The Symposium on the Book presents a talk by Julie Park titled "Making Paper Windows to the Past: Eighteenth-Century Extra-Illustration and the Art of Writing" taken from her third book project, Writing's Maker.
Julie Park is a material and visual culture scholar of seventeenth- and eighteenth-century England who works at the intersections of literary studies, information studies and textual materiality. Her research examines the unexpected ways in which human subjects are inseparable from the material things, environments and devices of everyday life in historical contexts. She writes about such artifacts, tools and spaces as automata, quill pens, notebooks, grottoes and follies, exploring their abilities to shape, channel and model the innermost experiences of the embodied self in everyday life.
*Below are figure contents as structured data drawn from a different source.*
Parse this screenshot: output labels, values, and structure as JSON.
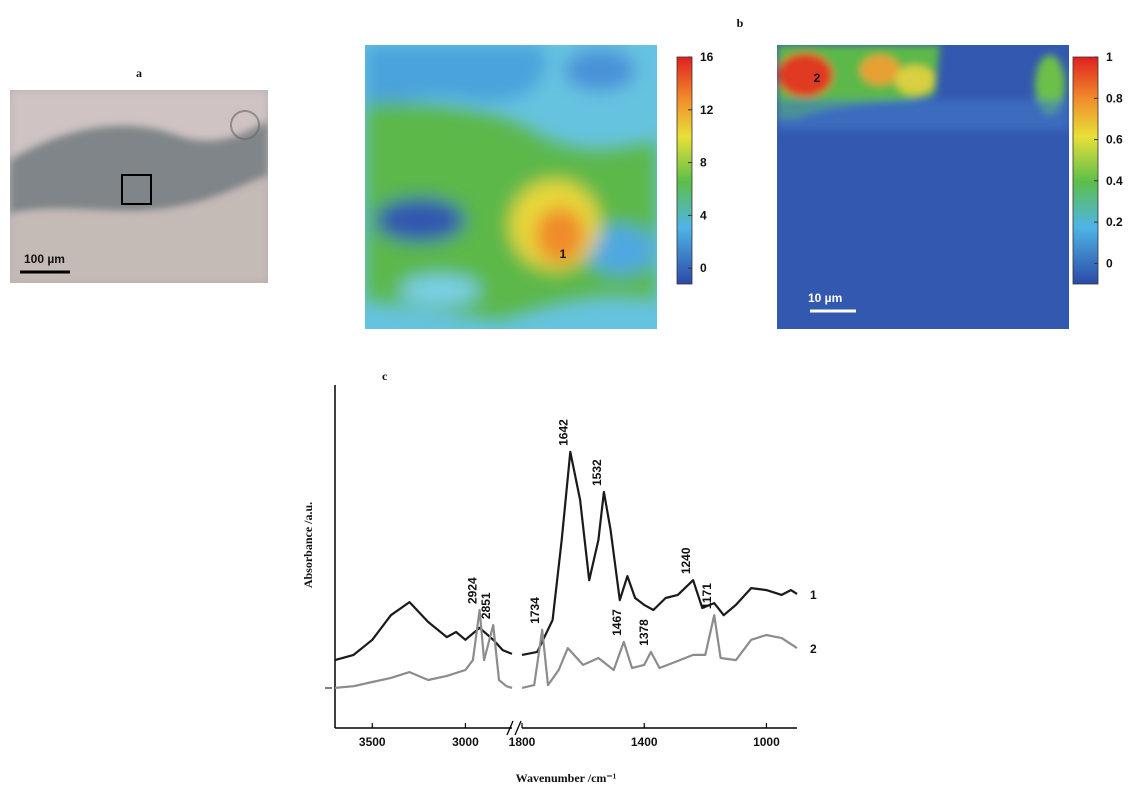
{
  "panel_a": {
    "label": "a",
    "scale_bar": "100 µm"
  },
  "panel_b": {
    "label": "b",
    "map_1": {
      "marker": "1",
      "colorbar": {
        "lim": [
          -1.2,
          16
        ],
        "ticks": [
          0,
          4,
          8,
          12,
          16
        ]
      }
    },
    "map_2": {
      "marker": "2",
      "scale_bar": "10 µm",
      "colorbar": {
        "lim": [
          -0.1,
          1
        ],
        "ticks": [
          0,
          0.2,
          0.4,
          0.6,
          0.8,
          1
        ]
      }
    }
  },
  "chart_data": {
    "type": "line",
    "label": "c",
    "xlabel": "Wavenumber /cm⁻¹",
    "ylabel": "Absorbance /a.u.",
    "x_segments": [
      {
        "xlim": [
          3700,
          2750
        ],
        "xticks": [
          3500,
          3000
        ]
      },
      {
        "xlim": [
          1800,
          900
        ],
        "xticks": [
          1800,
          1400,
          1000
        ]
      }
    ],
    "ylim": [
      0,
      10
    ],
    "series": [
      {
        "name": "1",
        "color": "#1a1a1a",
        "x": [
          3700,
          3600,
          3500,
          3400,
          3300,
          3200,
          3100,
          3050,
          3000,
          2924,
          2851,
          2800,
          2750,
          1800,
          1750,
          1700,
          1670,
          1642,
          1610,
          1580,
          1550,
          1532,
          1510,
          1480,
          1455,
          1430,
          1400,
          1370,
          1330,
          1290,
          1240,
          1210,
          1171,
          1140,
          1100,
          1050,
          1000,
          950,
          920,
          900
        ],
        "values": [
          1.98,
          2.13,
          2.57,
          3.29,
          3.67,
          3.09,
          2.65,
          2.8,
          2.57,
          2.92,
          2.57,
          2.27,
          2.16,
          2.13,
          2.22,
          3.15,
          5.48,
          8.05,
          6.65,
          4.31,
          5.48,
          6.88,
          5.77,
          3.73,
          4.43,
          3.79,
          3.59,
          3.44,
          3.79,
          3.88,
          4.31,
          3.5,
          3.64,
          3.29,
          3.59,
          4.08,
          4.02,
          3.88,
          4.02,
          3.91
        ],
        "peaks": [
          1642,
          1532,
          1240
        ]
      },
      {
        "name": "2",
        "color": "#8c8c8c",
        "x": [
          3700,
          3600,
          3500,
          3400,
          3300,
          3200,
          3100,
          3000,
          2960,
          2924,
          2900,
          2851,
          2820,
          2780,
          2750,
          1800,
          1760,
          1734,
          1715,
          1680,
          1650,
          1600,
          1550,
          1500,
          1467,
          1440,
          1400,
          1378,
          1350,
          1300,
          1240,
          1200,
          1171,
          1150,
          1100,
          1050,
          1000,
          950,
          900
        ],
        "values": [
          1.17,
          1.22,
          1.34,
          1.46,
          1.63,
          1.4,
          1.52,
          1.69,
          1.98,
          3.44,
          1.98,
          3.0,
          1.4,
          1.22,
          1.17,
          1.17,
          1.25,
          2.86,
          1.25,
          1.69,
          2.33,
          1.84,
          2.04,
          1.69,
          2.51,
          1.75,
          1.84,
          2.22,
          1.75,
          1.92,
          2.13,
          2.13,
          3.29,
          2.04,
          1.98,
          2.57,
          2.71,
          2.62,
          2.33
        ],
        "peaks": [
          2924,
          2851,
          1734,
          1467,
          1378,
          1171
        ]
      }
    ]
  }
}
She received her BA from Bryn Mawr College, MA and PhD from Princeton University, and MLIS from the University of California, Los Angeles. She is the author of The Self and It: Novel Objects in Eighteenth-Century England (Stanford University Press, 2010), and editor of several journal special issues: The Drift of Fiction (2011) for The Eighteenth Century: Theory and Interpretation, as well as Interiors (2008) and War (2006) for Eighteenth-Century Fiction. Her current project is My Dark Room, which examines the spaces of inner life in eighteenth-century England, from writing closets, grottoes and ornamented cottages to women’s detachable pockets.
This lecture will be preceded by an archival research roundtable on 17th and 18th century studies: Monday, March 2, 2020 @ 2:00pm.
This event is free and open to the public. It has been sponsored by the Department of English, the Willson Center for Humanities and Arts, and the University of Georgia Libraries.